OpenAI is asking the court to order Meta to produce documents that it says is “relevant to [its] defenses,” including “responsive communications” or “reflecting discussions or coordination” Meta has had with Musk. Plus, it’s requesting “documents and communications related to any actual or contemplated bid to acquire OpenAI or any of its assets,” which include Meta’s discussions with other bidders and internal communication.
In its statement, OpenAI said it served Meta with a subpoena on June 18, after which Meta served responses and objections on July 2. The AI startup said it “conferred on four occasions” with Meta about its response.
OpenAI said its request from the court is aligned with the court’s July 9 order that discovery related to Musk’s bid and the letter of intent “is relevant to phase 1 issues…because Musk’s bid may be inconsistent with Plaintiffs’ phase 1 theories of liability.”

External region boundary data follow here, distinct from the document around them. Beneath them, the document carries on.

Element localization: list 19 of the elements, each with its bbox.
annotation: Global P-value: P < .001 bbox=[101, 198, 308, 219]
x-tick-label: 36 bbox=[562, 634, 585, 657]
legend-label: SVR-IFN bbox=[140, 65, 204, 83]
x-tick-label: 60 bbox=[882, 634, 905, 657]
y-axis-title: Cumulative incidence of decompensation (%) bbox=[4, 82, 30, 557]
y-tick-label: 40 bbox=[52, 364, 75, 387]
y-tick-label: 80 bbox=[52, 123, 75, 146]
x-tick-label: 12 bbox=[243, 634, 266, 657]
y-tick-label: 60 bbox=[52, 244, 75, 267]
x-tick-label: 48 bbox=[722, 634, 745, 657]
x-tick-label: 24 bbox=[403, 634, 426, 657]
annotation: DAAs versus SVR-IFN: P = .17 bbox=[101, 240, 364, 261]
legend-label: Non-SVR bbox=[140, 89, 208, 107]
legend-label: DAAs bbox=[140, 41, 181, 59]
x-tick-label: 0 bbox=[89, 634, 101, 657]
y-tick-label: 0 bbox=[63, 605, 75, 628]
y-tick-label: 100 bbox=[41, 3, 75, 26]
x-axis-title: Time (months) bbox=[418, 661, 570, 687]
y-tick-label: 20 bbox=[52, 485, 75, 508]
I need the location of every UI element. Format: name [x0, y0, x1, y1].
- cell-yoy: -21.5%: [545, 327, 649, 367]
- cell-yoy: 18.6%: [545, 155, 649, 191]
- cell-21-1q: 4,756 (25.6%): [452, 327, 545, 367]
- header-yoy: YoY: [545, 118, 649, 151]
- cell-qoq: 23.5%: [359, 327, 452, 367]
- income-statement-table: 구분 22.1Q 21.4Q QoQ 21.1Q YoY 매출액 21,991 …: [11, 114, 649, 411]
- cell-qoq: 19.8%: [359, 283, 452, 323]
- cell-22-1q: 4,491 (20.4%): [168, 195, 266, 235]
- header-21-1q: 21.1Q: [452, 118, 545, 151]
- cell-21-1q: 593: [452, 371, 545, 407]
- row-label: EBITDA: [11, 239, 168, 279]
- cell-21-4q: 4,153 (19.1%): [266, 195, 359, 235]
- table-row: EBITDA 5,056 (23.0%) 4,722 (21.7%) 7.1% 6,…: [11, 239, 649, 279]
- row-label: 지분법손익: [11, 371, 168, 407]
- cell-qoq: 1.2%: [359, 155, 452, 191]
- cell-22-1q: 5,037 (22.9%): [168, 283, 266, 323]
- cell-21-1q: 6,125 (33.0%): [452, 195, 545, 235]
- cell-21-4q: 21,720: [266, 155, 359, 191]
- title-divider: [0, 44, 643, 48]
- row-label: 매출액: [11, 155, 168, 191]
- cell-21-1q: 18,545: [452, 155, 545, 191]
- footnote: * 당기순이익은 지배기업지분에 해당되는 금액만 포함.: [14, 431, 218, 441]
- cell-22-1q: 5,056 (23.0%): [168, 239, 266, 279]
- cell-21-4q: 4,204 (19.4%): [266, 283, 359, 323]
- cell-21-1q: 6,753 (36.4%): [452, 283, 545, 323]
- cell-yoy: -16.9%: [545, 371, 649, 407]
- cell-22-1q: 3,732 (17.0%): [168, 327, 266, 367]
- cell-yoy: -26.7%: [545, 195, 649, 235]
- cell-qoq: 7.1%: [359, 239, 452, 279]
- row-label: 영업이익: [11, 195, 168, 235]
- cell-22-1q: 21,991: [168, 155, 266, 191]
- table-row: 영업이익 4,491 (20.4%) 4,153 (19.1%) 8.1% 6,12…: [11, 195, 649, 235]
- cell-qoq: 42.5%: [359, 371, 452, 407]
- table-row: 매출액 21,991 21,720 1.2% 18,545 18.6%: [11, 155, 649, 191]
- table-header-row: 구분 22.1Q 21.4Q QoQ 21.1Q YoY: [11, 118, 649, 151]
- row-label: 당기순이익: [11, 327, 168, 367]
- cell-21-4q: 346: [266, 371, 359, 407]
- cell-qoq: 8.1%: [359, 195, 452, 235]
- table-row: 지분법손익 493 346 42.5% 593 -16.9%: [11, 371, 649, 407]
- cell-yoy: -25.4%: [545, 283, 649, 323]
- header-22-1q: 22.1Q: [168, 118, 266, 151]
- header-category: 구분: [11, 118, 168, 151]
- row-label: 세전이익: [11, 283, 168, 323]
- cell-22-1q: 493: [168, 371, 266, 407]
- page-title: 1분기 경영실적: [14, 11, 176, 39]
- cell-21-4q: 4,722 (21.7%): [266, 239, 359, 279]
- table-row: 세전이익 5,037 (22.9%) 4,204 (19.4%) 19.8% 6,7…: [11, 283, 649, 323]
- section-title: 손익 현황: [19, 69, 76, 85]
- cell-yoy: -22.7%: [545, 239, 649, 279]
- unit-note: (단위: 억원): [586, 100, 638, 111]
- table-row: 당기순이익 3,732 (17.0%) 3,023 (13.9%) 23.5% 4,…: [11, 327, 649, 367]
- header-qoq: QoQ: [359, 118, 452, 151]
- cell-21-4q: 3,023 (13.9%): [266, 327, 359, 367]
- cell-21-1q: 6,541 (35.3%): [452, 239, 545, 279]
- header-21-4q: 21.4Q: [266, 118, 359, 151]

Meta said in the filing that the court should reject OpenAI’s request because it said the AI startup should obtain the documents it wants “directly from plaintiffs” — which is Musk — “rather than imposing that burden on non-party Meta.” It added that any documents OpenAI wants that “plaintiffs do not have” are “not relevant.”
Regarding OpenAI’s request for internal communications, Meta said “it is difficult to see how any communications by any Meta employee are at all relevant.”
OpenAI said in the filing that “Meta’s objections are meritless.”
— Britney Nguyen contributed to this article.